What we really want is a curve that stays below the Barten threshold and follows the curve as close as possible to maintain optimal efficiency in encoding. Enter, ST. 2048 otherwise known as the “PQ” transfer function.
PQ EOTF (ST.2048)
The Perceptual Quantization (PQ) transfer function was specifically designed to maximize luminance encoding efficiency for human vision – hence the name. As can be seen below, it allows a signal to cover from 0.001-10000 nits with no perceivable banding or stepping artifacts while utilizing only 12-bits.
EOTF is an acronym that stands for Electro-Optical Transfer Function. Gamma is also an EOTF but the term has really risen in use since HDR imagery has been developed for consumer viewing.

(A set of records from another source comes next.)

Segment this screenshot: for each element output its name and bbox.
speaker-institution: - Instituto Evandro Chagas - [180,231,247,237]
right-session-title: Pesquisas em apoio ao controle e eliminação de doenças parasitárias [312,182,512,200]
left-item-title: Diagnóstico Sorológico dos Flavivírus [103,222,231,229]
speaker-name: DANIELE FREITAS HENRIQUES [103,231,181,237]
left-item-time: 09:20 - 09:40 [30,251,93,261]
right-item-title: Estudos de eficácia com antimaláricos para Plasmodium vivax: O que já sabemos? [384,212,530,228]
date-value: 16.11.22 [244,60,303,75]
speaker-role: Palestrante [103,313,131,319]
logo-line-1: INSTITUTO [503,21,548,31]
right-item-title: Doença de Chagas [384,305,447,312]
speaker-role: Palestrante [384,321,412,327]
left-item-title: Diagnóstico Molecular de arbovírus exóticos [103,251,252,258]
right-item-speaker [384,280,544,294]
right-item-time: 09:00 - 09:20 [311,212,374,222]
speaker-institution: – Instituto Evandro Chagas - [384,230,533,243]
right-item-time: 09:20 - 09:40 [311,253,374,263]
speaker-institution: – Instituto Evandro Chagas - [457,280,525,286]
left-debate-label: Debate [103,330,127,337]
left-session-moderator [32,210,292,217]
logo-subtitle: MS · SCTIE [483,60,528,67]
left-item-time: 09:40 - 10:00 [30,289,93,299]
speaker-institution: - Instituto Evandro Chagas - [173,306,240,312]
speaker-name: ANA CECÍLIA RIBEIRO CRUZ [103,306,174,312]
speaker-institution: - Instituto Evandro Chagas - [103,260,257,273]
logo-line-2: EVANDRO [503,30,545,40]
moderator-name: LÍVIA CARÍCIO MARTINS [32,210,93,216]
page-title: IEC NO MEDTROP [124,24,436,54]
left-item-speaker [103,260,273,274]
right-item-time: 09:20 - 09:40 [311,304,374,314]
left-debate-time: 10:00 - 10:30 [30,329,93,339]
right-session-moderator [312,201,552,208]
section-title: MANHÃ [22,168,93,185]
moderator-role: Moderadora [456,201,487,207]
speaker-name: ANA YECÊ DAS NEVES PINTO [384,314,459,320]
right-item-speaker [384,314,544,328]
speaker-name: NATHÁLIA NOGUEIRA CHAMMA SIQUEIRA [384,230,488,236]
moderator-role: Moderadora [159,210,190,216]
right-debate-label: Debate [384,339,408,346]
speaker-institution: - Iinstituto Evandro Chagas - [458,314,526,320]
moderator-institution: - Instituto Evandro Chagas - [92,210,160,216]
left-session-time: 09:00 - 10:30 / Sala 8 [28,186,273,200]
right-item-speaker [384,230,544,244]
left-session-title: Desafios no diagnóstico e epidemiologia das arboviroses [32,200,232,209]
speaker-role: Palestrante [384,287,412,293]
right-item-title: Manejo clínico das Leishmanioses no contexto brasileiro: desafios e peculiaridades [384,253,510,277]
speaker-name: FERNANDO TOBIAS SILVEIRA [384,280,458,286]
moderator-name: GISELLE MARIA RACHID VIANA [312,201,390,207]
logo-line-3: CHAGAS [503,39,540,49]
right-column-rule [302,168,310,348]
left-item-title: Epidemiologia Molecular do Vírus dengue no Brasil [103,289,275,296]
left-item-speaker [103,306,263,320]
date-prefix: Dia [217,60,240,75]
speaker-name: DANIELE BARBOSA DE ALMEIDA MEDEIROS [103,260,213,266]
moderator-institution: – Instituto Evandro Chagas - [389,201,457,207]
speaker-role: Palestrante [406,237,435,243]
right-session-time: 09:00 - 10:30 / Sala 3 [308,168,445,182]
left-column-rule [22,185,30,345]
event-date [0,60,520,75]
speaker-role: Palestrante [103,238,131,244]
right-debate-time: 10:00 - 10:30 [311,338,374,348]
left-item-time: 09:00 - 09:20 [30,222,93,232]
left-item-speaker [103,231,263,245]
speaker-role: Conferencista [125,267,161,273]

Don’t let the name scare you, all it really is referring to is the transfer function that is used to convert between electrical signals and what our eyes see optically - hence electro-optical. The inverse function can occur when a camera is recording a scene in which case it is called an OETF (Optical-Electro Transfer Function).
Because of PQ’s efficiency through such a wide luminance range, it’s used by the HDR10, HDR10+ and Dolby Vision HDR Standards. HDR10 varieties utilize it at 10-bits per channel whereas Dolby Vision encodes its content at 12 bits per channel which allows it to stay below the Barten threshold at all times. While at first glance it may seem a curious choice for HDR10 and HDR10+ to use a 10-bit PQ function (being that it sits above the Barten Threshold), in the real world image characteristics such as grain and noise break up banding artifacts so that a 10-bit signal is not as problematic as what it might appear.
It should also be mentioned here that the BBC have developed another EOTF that works differently than PQ for HDR functions. Call Hybrid Log Gamma (HLG). It uses a transfer function that combines traditional gamma encoding with a logarithmic encoding system for the brightest portions of an image. This enables the one signal to contain both an SDR (Standard Dynamic Range) and HDR image, enabling backwards compatibility with existing TV sets. As a result of this backwards compatibility many are looking to HLG as the preferred EOTF for broadcasting HDR content where there's a mix of SDR and HDR displays.
Today's Transfer Functions
Now seems the best point to have a quick look at the different transfer functions being employed today as they vary depending on the color space and intended destination of the deliverable. It should be noted that while the listing here is what is commonly done, it is possible to force color spaces to use alternate transfer functions - they aren't forcibly tied together. Color space and transfer functions are independent operations but often images that use a particular color space will also use a particular transfer function by convention.
Wrapping It Up
In this article we’ve taken a look at what gamma is, why it exists and how it affects an image. From its necessary beginnings in the case of CRT displays, gamma encoding has served a secondary purpose for decades – namely it uses a given bit depth more efficiently to prioritize and encode the visual details important to humans. With the advent of High Dynamic Range imagery for consumer viewing, new transfer functions have been created. The PQ EOTF enables a range of 0.001-10000 nits to be encoded with no discernible banding when operating with 12-bits per channel. HLG is an alternative HDR EOTF that combines both gamma and log encoding and has promising future in HDR broadcast.